Of course, I didn’t feel like I could keep this up. I had a huge amount of self doubt, and this was only about eight days in. “How am I going to keep this up for the whole month?” Because this is epic fiction I’m writing, with a lot of plates spinning, a lot of plot strands to keep track of, and a lot of characters, am I going to be able to do them all justice? Especially in those plot threads that I didn’t have so much material planned for.

But overcoming self doubt is another useful takeaway, and because I am obsessive enough to not give up, I forced myself to write. While this may not always produce the best results, it does actually produce results. And a few of those were actually quite surprising.

The Turning Point

This was fantastic. About twelve days into the month, I found myself writing a section that I’d planned out, that I’d skipped over a few days before, and had gone back to. I had planned to fill in that hole, and do two others. When I’d completed that first section, I checked my word count and was surprised to find I’d hit the target. The best thing was it didn’t feel like it. It felt like I’d written half of that. Which is awesome, because it meant I was growing my writing muscles back and I had material mapped out for the next few days.

So that’s another tick – Momentum.

It couldn’t last, however. I did have a few bad days. I couldn’t get into it, or I didn’t have time, or my stupid ‘real’ job sapped all my energy. So yes, I had a few troughs.

New Directions

Another surprising thing that I found was that, because I was ‘panic writing’ a lot, just letting things pour out, I made a lot of connections I would never have thought of previously. Different characters met up, interacted in different ways, and ended up in different places. This opened up a lot of new avenues for me to get to in the future.

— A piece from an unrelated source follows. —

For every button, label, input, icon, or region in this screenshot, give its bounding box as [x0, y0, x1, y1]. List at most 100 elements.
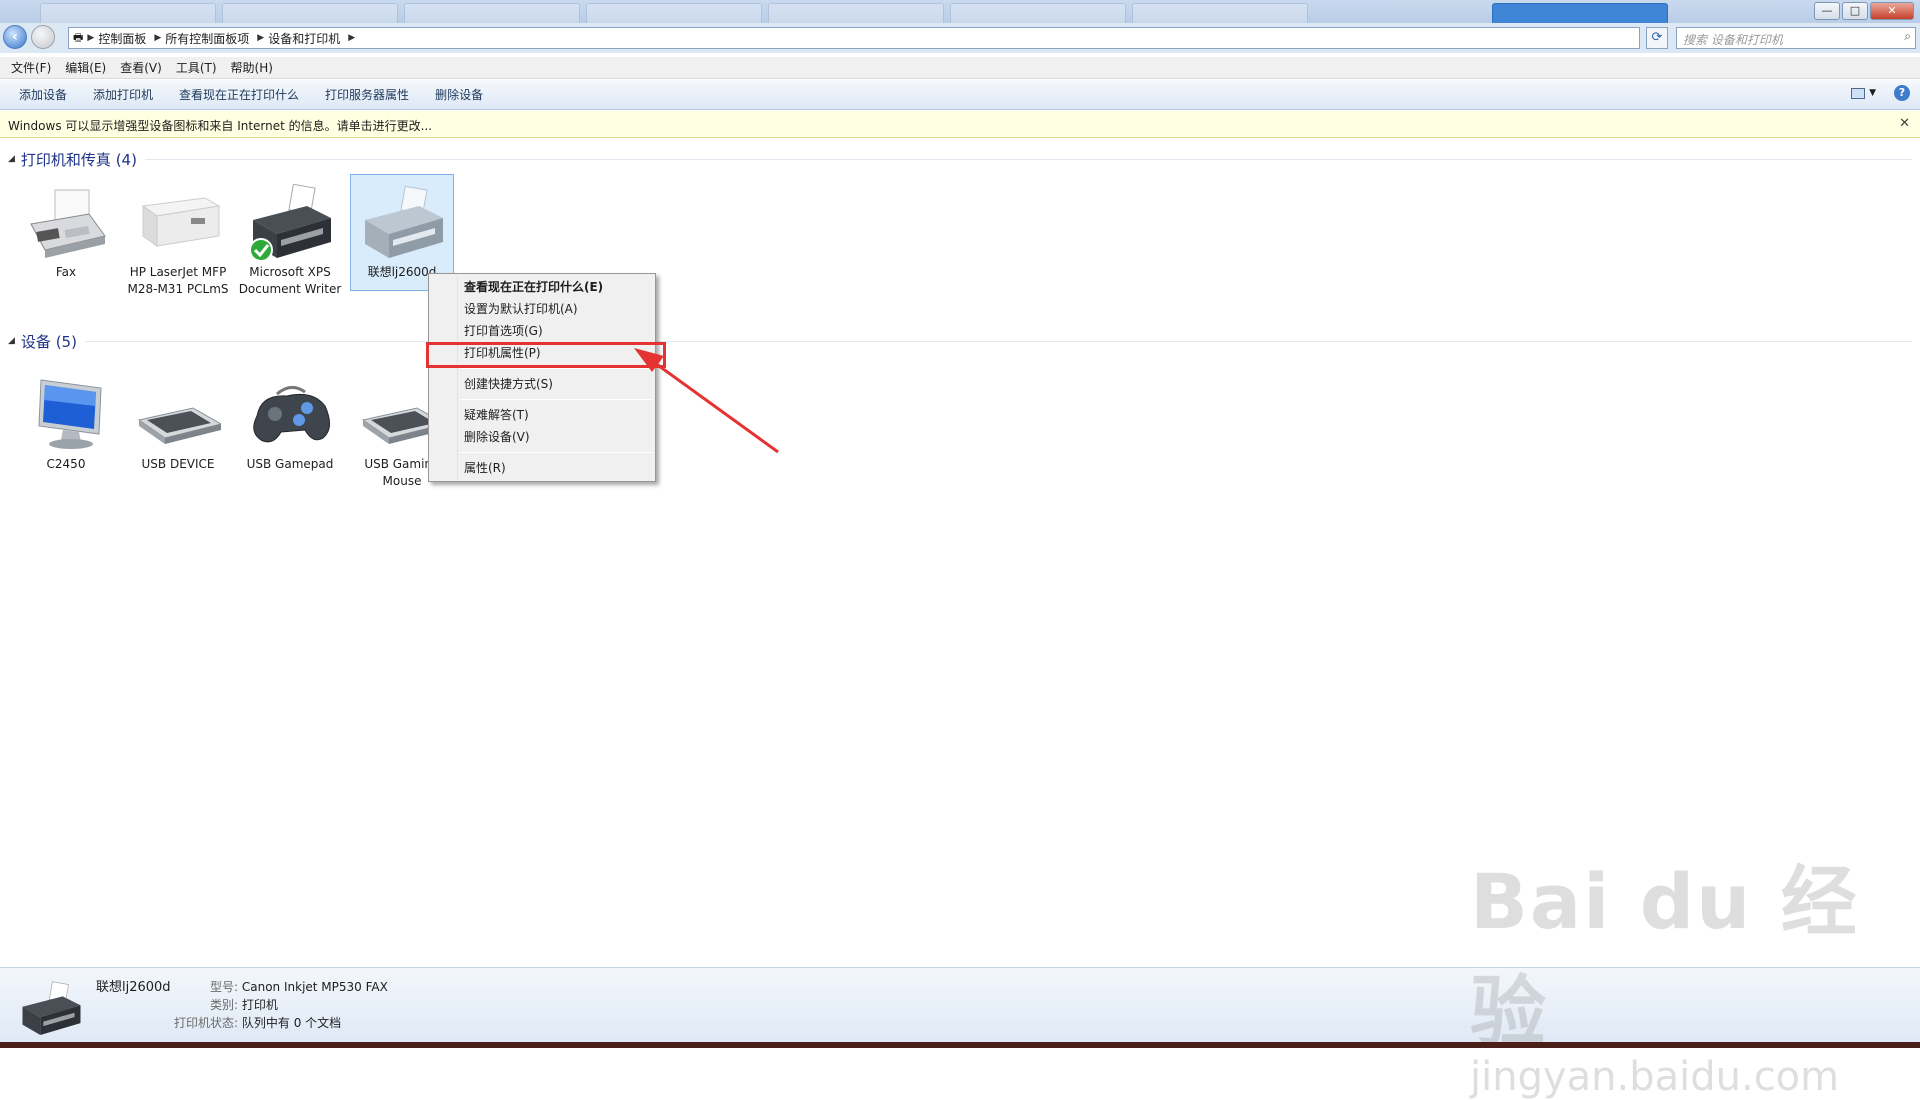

I also discovered, writing in this way, that I developed a lot more material for those plot-lines that I hadn’t had so much idea about before, filling in quite a bit of back story and world building along the way. On the flipside of that, the ‘main’ plots that I previously thought I knew more about, began to fizzle out a little. Though it did make me happy, in a sense, because it helped me focus more on what was originally weaker material, and made it stronger.

However… Defeat

Ultimately though, I do have to face the inevitable. I didn’t ‘win’ NaNoWriMo. I didn’t ‘complete’ my story. Despite all I have written in the past month, I am still so very far away from the finish line.

However!

The final takeaway (for me) is that completion isn’t necessarily the ultimate goal here (at least for this project). I managed to write 53,650 words this month. So in the past thirty days, I have managed to almost DOUBLE the word count I had for this project from the past three years.

Now that is an achievement.

Will I continue with this discipline, with this momentum? Hell ye… no! while it is impressive that I’ve written so much, I have reached the point where my spellchecker is no longer registering mistakes. So NoNoWriMo may be over, it’s time to head into NaNoEdMo.